La revue « Développement durable et territoires » lance un appel à contributions qui pose la question des conditions de production d'un transport durable. De nouvelles options d'interventions publiques ou de nouveaux référentiels pourront alors être discutés. Les propositions de résumé, attendues pour le 29 février 2012, devront s'inscrire dans une des 3 directions suivantes : – comment analyser les déterminants de la demande de transport pour différencier les leviers d’interventions publiques ? – comment mieux intégrer la dimension servicielle du système de transport ? – comment renouveler les conditions de production des politiques publiques de transport ?

Annonce

Appel à contributions pour la revue Développement durable et territoires : Les conditions de production d’un transport durable : nouvelles interventions publiques, nouveaux référentiels ?

Corinne Blanquart, Frédéric Héran, Thomas Zéroual

Argumentaire 

La nécessité de modifier ou de compléter l’action publique en matière de transport apparaît dans les discours à différentes échelles, notamment au regard des problèmes environnemen­taux. Selon la Commission Européenne, en effet, la réalisation d’une poli­tique durable des transports passe par « l’adoption d’une panoplie plus vaste, et plus souple d’instruments d’ac­tion » (CCE, 2006). Toutefois, cette diversification souhaitée est peu effective, et les change­ments dans les interventions publiques demeurent limités. Pourtant, les résultats médiocres des politiques conduites plaident en faveur d‘une évolution plus marquée. Ainsi, en 2009, une Communication de la Commission réclame des progrès supplémentaires dans le domaine de l’environnement. La consommation d’énergie du transport est particulièrement mise en cause : « l’efficacité énergétique des transports s’améliore, mais les gains d’efficacité n’ont pas été entièrement consacrés à la réduction de la consommation totale de carburant et n’ont pas suffi pour compenser l’accroissement du volume de l’activité de transport » (CCE, 2009). Le transport n’a pas réduit notablement son intensité de GES en faisant appel à des sources d’énergie plus propres et dépend toujours à 97 % des combustibles fossiles.

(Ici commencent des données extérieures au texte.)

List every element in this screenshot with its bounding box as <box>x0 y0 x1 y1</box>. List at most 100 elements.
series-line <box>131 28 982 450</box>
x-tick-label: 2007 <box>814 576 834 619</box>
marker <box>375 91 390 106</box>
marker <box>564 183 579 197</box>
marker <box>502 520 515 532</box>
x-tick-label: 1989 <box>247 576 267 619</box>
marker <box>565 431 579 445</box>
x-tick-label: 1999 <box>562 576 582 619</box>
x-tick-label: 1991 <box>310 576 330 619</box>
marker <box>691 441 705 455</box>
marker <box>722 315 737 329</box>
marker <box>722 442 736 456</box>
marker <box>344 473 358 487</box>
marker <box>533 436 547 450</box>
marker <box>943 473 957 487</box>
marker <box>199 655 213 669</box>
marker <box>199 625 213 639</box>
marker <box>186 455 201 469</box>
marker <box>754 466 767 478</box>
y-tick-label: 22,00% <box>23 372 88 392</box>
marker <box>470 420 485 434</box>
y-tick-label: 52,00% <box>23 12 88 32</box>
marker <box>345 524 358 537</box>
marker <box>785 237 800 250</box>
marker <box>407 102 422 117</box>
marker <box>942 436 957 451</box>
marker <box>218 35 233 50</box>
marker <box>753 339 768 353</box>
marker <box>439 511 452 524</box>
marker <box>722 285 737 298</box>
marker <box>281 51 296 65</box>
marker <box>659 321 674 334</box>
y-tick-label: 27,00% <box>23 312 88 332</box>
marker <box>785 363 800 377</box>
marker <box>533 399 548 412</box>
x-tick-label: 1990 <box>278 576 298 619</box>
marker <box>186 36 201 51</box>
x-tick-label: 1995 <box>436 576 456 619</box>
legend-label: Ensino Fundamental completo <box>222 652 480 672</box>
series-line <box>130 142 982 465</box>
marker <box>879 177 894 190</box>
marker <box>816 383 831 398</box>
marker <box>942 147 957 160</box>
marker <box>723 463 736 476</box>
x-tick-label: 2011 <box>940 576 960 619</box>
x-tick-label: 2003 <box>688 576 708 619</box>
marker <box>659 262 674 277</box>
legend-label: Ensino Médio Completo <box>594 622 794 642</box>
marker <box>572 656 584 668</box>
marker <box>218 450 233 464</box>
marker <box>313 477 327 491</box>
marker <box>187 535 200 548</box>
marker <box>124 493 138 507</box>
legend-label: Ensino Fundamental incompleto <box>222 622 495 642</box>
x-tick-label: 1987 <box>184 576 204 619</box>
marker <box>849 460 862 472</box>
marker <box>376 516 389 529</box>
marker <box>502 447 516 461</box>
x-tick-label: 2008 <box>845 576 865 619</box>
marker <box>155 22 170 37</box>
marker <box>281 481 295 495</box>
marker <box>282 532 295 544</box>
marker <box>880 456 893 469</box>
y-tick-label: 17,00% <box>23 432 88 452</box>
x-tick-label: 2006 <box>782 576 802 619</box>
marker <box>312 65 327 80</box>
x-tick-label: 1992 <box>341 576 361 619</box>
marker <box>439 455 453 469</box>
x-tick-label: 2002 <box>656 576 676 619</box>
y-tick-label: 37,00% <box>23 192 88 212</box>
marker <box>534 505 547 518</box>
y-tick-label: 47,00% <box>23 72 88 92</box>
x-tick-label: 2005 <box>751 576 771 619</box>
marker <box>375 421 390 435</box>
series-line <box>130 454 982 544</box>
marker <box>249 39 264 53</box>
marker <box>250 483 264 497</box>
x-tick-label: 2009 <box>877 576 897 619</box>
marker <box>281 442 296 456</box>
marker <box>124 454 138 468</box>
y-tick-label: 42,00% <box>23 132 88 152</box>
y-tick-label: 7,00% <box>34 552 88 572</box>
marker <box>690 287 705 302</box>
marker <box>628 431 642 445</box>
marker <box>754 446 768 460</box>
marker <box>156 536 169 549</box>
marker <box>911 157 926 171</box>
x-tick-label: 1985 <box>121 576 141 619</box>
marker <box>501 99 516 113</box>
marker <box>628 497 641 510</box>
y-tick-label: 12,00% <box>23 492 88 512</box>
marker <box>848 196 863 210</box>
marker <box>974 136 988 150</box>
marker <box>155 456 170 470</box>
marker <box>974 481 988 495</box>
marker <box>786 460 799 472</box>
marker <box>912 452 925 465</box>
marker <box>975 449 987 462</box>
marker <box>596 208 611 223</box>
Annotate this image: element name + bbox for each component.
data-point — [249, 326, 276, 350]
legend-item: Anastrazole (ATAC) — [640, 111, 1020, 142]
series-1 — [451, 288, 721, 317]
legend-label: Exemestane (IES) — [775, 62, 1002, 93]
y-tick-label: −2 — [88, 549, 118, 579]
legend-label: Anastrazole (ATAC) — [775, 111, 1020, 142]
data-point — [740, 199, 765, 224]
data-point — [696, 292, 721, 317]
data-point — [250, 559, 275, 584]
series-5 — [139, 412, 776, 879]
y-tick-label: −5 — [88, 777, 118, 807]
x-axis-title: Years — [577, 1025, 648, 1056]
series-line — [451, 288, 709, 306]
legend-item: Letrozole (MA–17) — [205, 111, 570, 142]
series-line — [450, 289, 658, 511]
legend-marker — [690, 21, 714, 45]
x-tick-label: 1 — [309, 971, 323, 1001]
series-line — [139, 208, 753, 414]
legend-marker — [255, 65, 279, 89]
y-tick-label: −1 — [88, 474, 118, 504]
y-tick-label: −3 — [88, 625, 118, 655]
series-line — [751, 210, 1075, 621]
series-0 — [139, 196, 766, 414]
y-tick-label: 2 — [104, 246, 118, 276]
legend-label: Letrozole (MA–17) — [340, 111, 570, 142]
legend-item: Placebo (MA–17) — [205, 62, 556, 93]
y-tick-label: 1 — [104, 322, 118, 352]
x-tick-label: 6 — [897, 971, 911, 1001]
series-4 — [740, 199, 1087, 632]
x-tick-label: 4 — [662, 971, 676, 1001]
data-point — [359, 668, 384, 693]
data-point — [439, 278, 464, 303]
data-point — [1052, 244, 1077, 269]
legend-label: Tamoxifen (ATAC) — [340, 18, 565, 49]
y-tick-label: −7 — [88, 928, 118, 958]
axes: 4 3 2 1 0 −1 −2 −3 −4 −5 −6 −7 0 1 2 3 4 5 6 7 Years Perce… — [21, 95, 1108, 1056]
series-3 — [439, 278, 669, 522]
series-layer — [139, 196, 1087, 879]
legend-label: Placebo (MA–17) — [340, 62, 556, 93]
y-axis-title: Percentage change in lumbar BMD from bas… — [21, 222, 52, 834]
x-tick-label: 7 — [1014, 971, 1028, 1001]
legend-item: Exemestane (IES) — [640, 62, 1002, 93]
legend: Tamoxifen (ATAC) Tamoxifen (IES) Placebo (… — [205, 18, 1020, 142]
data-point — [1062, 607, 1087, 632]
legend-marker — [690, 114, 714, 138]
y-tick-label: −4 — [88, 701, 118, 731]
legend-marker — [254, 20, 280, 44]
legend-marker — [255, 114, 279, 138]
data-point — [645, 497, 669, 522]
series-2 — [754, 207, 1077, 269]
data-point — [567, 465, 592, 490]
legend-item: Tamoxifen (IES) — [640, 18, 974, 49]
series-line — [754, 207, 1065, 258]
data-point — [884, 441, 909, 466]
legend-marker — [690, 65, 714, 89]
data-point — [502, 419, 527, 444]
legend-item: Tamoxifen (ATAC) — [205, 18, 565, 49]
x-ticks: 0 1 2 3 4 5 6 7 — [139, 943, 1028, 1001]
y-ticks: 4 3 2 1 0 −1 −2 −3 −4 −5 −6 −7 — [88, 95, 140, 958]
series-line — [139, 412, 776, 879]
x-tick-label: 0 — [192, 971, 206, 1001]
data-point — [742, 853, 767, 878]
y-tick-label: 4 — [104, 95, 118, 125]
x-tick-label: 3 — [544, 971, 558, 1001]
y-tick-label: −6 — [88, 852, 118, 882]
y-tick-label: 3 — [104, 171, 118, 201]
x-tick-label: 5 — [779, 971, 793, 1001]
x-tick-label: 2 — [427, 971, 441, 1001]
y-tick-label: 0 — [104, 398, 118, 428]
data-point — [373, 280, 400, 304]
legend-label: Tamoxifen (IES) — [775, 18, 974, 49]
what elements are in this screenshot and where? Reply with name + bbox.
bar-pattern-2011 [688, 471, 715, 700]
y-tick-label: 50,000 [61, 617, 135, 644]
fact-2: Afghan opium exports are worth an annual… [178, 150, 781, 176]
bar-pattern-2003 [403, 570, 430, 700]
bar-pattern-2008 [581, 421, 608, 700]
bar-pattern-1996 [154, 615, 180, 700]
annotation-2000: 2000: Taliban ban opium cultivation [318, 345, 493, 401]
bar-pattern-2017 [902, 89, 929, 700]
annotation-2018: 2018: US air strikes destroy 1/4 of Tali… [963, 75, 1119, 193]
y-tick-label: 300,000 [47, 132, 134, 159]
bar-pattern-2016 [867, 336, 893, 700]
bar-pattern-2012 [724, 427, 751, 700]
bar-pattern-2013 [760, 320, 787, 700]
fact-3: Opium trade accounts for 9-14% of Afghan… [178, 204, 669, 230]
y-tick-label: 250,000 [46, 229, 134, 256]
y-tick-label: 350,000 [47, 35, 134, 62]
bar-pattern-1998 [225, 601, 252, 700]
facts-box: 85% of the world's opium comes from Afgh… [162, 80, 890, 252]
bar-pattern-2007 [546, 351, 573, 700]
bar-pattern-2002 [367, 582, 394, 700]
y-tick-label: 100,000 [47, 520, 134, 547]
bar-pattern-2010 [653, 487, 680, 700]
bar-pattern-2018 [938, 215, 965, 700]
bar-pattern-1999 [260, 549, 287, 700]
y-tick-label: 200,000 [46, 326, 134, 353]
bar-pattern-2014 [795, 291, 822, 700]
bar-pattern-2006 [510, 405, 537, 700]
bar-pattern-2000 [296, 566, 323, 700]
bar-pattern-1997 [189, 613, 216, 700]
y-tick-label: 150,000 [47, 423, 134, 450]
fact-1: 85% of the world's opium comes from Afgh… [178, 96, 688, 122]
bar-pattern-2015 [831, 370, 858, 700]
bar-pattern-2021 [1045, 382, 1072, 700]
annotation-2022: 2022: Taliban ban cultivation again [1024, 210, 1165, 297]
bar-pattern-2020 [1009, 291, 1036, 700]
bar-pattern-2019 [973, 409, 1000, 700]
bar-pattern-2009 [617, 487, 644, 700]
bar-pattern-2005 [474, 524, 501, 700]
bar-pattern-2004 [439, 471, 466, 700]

Des actions en amont de la sphère du transport semblent tout d’abord souhaitables. En matière de transport de marchandises, les interactions reconnues entre les systèmes productifs et les systèmes de transport plaident en effet pour des actions publiques différenciées directement au niveau de la sphère productive, afin d’intervenir sur les déterminants des choix logistiques et de transport des firmes. De même, en matière de transport de personnes, l’influence de l’urbanisme ou de la géographie des emplois plaide pour des actions plus transversales. La question des déterminants des choix de transport est alors déterminante pour envisager d’autres solutions. Mais plus largement, la question de la réduction même du transport doit également être posée.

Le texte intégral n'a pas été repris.